Un scénariste en devenir, hagard, au flegme presque israélien malgré ses papiers résolument « arabes », se traîne chaque matin de Jérusalem où il habite, à Ramallah où il travaille. Sa rencontre avec un officier israélien au check-point va donner une tournure très nationaliste au soap opera palestinien qu’il co-écrit…



Chroniques intimes



« Je travaille avec les personnages plus que sur les messages politiques. » (« I work with the characters more than the political messages. »)
Ainsi le réalisateur et scénariste Sameh Zoabi tente-t-il de se détacher d’une guerre qui aura poursuivi chacun de ses films.

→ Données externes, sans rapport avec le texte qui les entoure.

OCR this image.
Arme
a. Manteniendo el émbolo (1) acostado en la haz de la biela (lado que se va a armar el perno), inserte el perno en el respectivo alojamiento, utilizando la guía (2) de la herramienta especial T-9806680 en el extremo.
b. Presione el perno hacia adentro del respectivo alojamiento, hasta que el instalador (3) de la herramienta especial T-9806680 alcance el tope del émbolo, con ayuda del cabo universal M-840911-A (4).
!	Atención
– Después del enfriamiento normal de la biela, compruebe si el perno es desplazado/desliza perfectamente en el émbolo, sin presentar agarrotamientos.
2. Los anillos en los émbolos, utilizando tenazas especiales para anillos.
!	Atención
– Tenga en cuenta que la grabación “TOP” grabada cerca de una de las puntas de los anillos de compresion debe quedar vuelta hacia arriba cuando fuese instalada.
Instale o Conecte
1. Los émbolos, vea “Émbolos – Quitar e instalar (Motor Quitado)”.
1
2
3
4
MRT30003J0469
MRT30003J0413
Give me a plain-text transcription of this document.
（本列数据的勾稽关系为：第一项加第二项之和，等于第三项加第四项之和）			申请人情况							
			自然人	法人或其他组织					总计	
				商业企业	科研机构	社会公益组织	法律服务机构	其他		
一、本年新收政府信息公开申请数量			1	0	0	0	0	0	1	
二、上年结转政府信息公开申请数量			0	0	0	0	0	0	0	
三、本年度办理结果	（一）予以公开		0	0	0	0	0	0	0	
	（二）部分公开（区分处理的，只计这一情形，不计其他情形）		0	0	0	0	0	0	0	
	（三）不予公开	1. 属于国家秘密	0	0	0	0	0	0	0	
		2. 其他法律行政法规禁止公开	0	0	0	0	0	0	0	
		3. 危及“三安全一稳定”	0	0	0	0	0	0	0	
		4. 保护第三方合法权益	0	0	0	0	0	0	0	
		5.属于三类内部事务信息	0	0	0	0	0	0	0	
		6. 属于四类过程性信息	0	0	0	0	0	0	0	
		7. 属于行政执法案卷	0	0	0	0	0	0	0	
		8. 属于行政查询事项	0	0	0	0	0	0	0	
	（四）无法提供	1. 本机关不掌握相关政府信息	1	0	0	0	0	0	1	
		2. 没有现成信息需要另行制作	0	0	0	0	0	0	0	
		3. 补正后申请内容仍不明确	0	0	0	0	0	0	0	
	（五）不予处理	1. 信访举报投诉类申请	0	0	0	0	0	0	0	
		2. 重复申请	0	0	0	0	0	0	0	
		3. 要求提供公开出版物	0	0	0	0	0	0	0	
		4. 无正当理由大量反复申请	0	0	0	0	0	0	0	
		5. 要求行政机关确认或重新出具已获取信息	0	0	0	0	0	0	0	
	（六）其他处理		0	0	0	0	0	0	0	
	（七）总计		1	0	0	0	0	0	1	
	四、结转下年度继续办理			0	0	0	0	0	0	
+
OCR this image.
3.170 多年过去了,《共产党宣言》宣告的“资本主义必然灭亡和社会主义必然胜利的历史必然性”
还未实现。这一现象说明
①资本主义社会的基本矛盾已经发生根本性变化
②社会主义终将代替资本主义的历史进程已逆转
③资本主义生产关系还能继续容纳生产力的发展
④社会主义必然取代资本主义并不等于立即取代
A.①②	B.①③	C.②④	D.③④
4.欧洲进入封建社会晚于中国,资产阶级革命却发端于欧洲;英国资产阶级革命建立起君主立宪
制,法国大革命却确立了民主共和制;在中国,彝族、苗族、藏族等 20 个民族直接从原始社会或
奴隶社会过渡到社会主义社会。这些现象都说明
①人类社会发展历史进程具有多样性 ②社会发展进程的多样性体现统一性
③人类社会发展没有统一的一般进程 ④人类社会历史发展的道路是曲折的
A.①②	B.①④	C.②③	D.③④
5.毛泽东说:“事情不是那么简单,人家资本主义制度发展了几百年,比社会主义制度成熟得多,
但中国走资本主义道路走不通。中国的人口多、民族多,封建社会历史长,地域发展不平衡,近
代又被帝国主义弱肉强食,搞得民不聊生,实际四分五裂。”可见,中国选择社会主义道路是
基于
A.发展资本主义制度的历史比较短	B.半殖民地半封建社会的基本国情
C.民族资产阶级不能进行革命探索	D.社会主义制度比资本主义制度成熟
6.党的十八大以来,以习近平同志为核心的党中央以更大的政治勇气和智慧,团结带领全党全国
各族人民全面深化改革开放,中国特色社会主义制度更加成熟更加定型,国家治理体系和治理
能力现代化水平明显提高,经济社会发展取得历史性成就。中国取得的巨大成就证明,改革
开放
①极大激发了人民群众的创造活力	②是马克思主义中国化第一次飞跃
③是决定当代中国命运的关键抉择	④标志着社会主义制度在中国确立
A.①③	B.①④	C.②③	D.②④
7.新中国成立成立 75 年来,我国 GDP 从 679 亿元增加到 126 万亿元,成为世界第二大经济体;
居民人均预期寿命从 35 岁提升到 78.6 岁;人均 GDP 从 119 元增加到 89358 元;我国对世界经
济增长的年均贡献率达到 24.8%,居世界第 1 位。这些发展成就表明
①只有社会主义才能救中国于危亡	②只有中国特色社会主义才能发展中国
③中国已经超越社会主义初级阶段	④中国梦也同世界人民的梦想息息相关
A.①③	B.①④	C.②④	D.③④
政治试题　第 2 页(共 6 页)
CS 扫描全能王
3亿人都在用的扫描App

Là encore, il met en scène une réalité quotidienne qu’on ne saurait qualifier de banale, mais où la focale s’attarde d’abord sur le héros. Le conflit israélo-palestinien y est une toile de fond qui exacerbe les inimitiés et révèle des expériences humaines.


Lors de cette 137e Cinexpérience du 21 mars, le réalisateur arabe israélien, insiste sur son envie de montrer des « vies ordinaires » au quotidien, lui qui connait si bien « les deux réalités et leurs stéréotypes », qui sont comme chacun sait « le matériel parfait de la comédie ». Habitant désormais aux États-Unis, il est en effet né dans un village arabe musulman près de Nazareth, en Israël.
Fait parfois méconnu du grand public, comme Salam le héros du film et son créateur Sameh, plus de 20% de la population israélienne, soit 1.7 million, est composée d’Arabes, qui se considèrent souvent comme Palestiniens et revendiquent leur religion musulmane. Ils vivent notamment à Jérusalem (si le sujet vous intéresse, voir à ce propos mon article).
Leur démographie galopante est souvent considérée comme une supposée « menace interne » pour les Israéliens, qui redoutent l’infériorité numérique qui affaiblirait leur position dominante.


Préférer les salons où trônent les téléviseurs des habitants de Tel-Aviv et de Jérusalem aux champs de bataille de Gaza et aux colonies de Cisjordanie répondait également au « challenge créatif » rencontré par Sameh Zoabi de « ne pas raconter la réalité telle qu’elle, car tout le monde la connait ».
De par l’immédiateté de l’information véhiculée par les réseaux sociaux et les médias d’actualité en continu, ce conflit éminemment médiatique est en effet observé sous toutes les coutures. Ce sont paradoxalement ses aspects presque ordinaires qui restent inexplorés.



Le spectre du conflit



Mais cette comédie acerbe ne s'abrite pas derrière le rire pour évacuer son sujet. « La réalité militaire affecte les peuples des deux côtés, notamment mentalement, car les deux tentent de défendre leurs récits respectifs », leurs versions des faits, explique Sameh Zoabi.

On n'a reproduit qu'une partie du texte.